The spray paint, Meyer thought... and then a man yelling.
“Yelling at you?” Carella asked.
“No, sir. Must’ve been some girl.”
“What makes you think that?”
“Cause whut he yelled was ‘You whore!’ An’ then I think he must’ve hit her, cause she screamed an’ kepp right on screamin an’ screamin.”
“Then what?” Meyer asked.
“He run off. She run off, too. I heerd her heels clickin away. High heels. When you blind...”
His voice caught.
They could not see his eyes behind the dark glasses.
“...you compensate with yo’ other senses. They was the sound of the man’s shoes runnin off and then the click of the girl’s high heels.”
He was silent for a moment, remembering again what high heels on a sidewalk sounded like.
“Then evy’thin went still again,” he said.
Years of living in war-torn Afghanistan had left their mark on Gulalai Nazir’s wrinkled face and stooped posture; she looked more like a woman in her late sixties than the fifty-five-year-old mother of Salim.
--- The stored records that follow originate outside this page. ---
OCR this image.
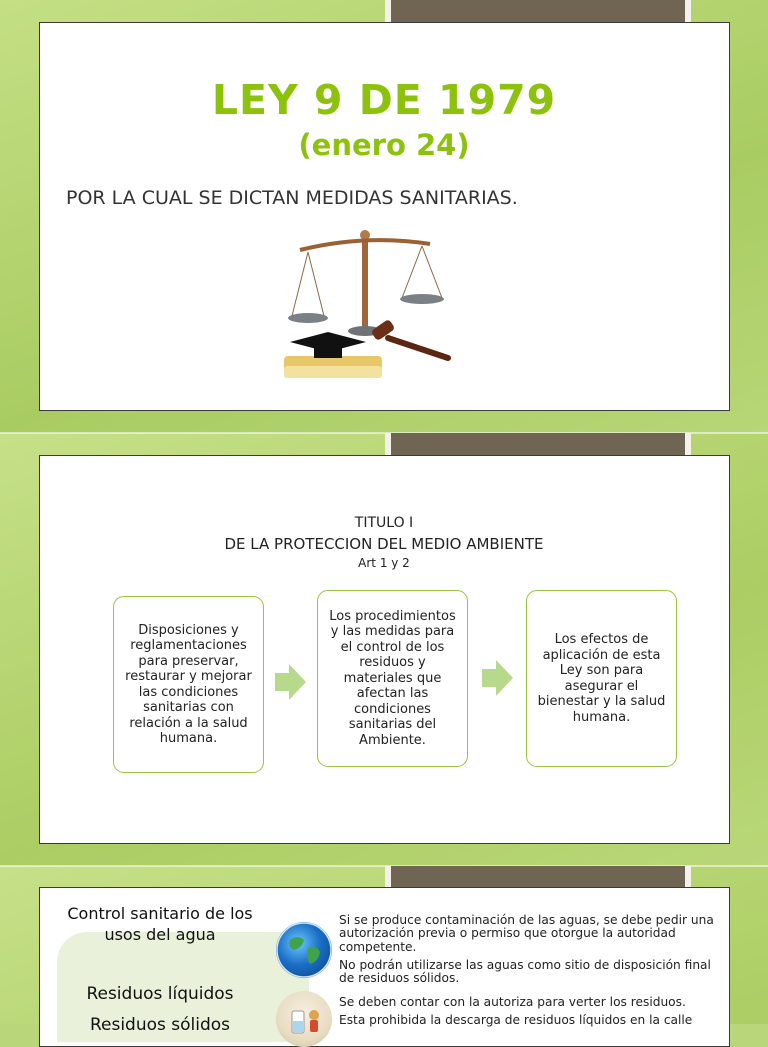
LEY 9 DE 1979
(enero 24)
POR LA CUAL SE DICTAN MEDIDAS SANITARIAS.
TITULO I
DE LA PROTECCION DEL MEDIO AMBIENTE
Art 1 y 2
Disposiciones y reglamentaciones para preservar, restaurar y mejorar las condiciones sanitarias con relación a la salud humana.
Los procedimientos y las medidas para el control de los residuos y materiales que afectan las condiciones sanitarias del Ambiente.
Los efectos de aplicación de esta Ley son para asegurar el bienestar y la salud humana.
Control sanitario de los usos del agua
Residuos líquidos
Residuos sólidos
Si se produce contaminación de las aguas, se debe pedir una autorización previa o permiso que otorgue la autoridad competente.
No podrán utilizarse las aguas como sitio de disposición final de residuos sólidos.
Se deben contar con la autoriza para verter los residuos.
Esta prohibida la descarga de residuos líquidos en la calle
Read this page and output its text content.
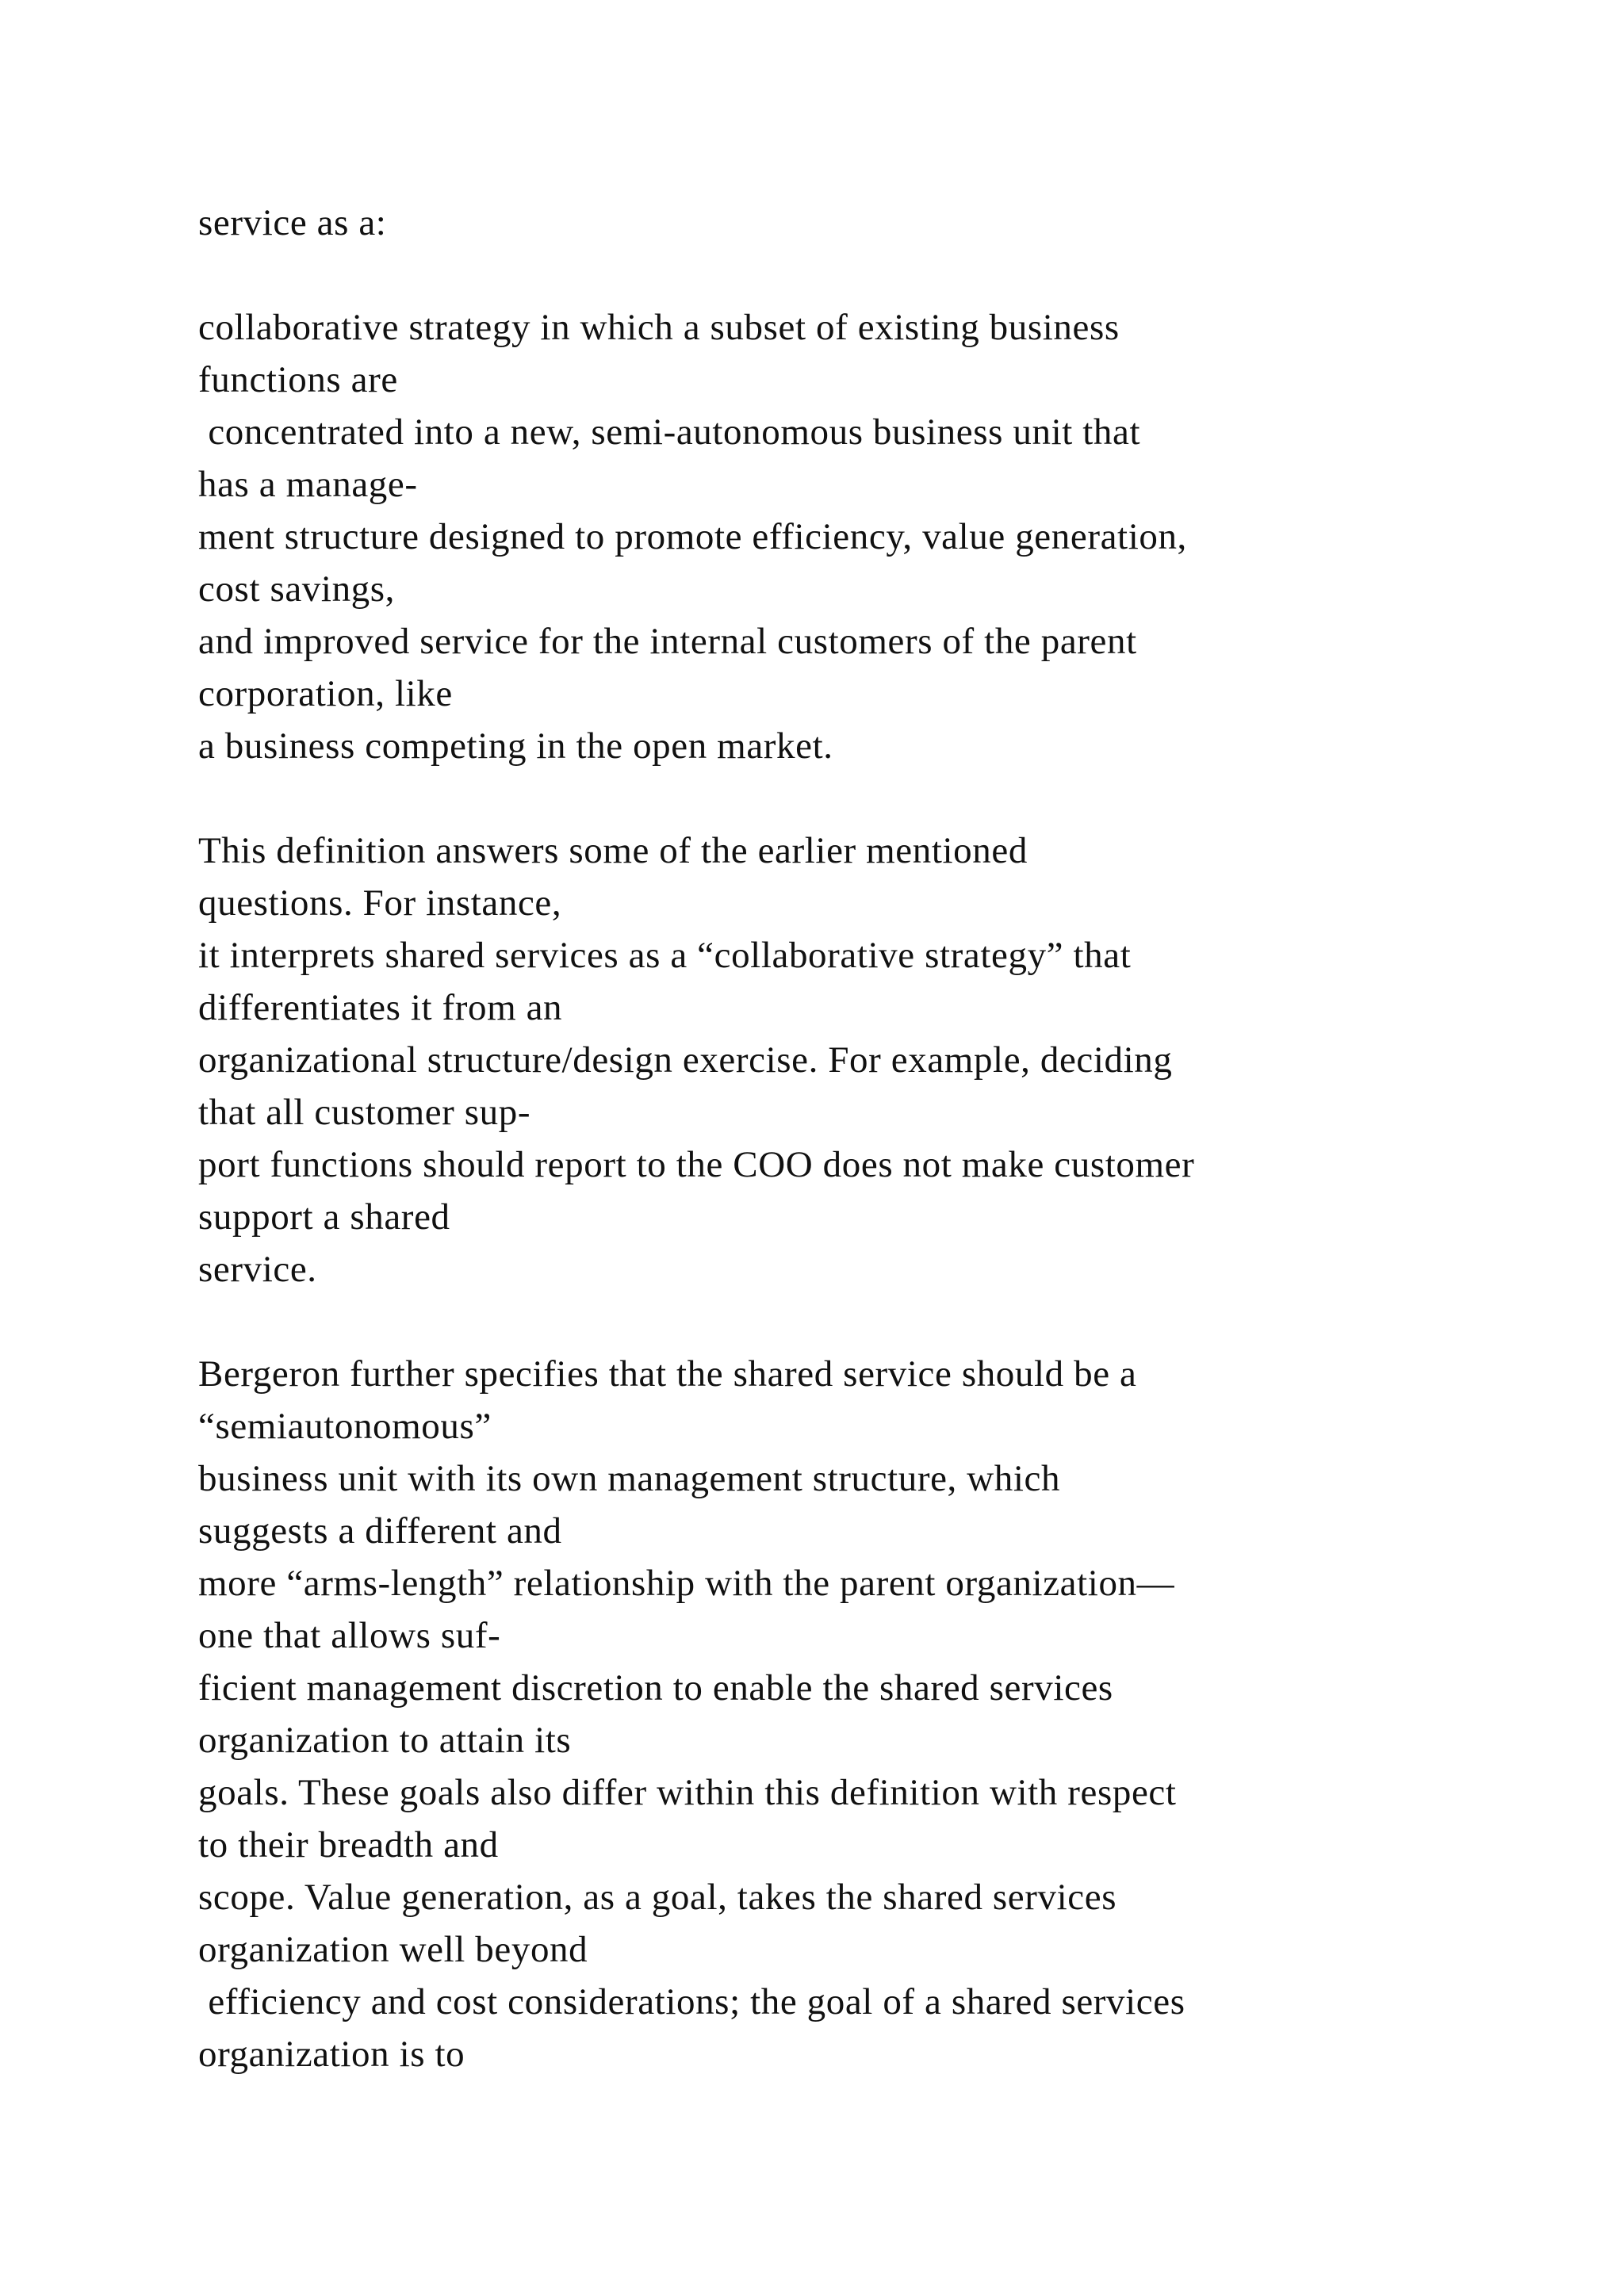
service as a:
collaborative strategy in which a subset of existing business
functions are
concentrated into a new, semi-autonomous business unit that
has a manage-
ment structure designed to promote efficiency, value generation,
cost savings,
and improved service for the internal customers of the parent
corporation, like
a business competing in the open market.
This definition answers some of the earlier mentioned
questions. For instance,
it interprets shared services as a “collaborative strategy” that
differentiates it from an
organizational structure/design exercise. For example, deciding
that all customer sup-
port functions should report to the COO does not make customer
support a shared
service.
Bergeron further specifies that the shared service should be a
“semiautonomous”
business unit with its own management structure, which
suggests a different and
more “arms-length” relationship with the parent organization—
one that allows suf-
ficient management discretion to enable the shared services
organization to attain its
goals. These goals also differ within this definition with respect
to their breadth and
scope. Value generation, as a goal, takes the shared services
organization well beyond
efficiency and cost considerations; the goal of a shared services
organization is to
The detectives had called ahead first, and several grieving relatives were already in her apartment when they got there at six that Saturday morning. Gulalai — although now an American citizen — spoke very little English. Her nephew — a man who at the age of sixteen had fought with the mujahideen against the Russians — translated for the detectives.
Gulalai told them what they had already heard from the short-order cook.
Her son was loved and respected by everyone. He was a kind and gentle person. A loving son. He had a wonderful sense of humor. He was thoughtful and generous. He was devout. Gulalai could not imagine why anyone would have done this to him.
“Unless it was that Jew,” she said.
The nephew translated.
“Which Jew?” Carella asked at once.
“The one who killed that other Muslim cab driver uptown,” the nephew translated.
Gulalai wrung her hands and burst into uncontrollable sobbing. The other women began wailing with her.
The nephew took the detectives aside.
His name was Osman, he told them, which was Turkish in origin, but here in America everyone called him either Ozzie or Oz.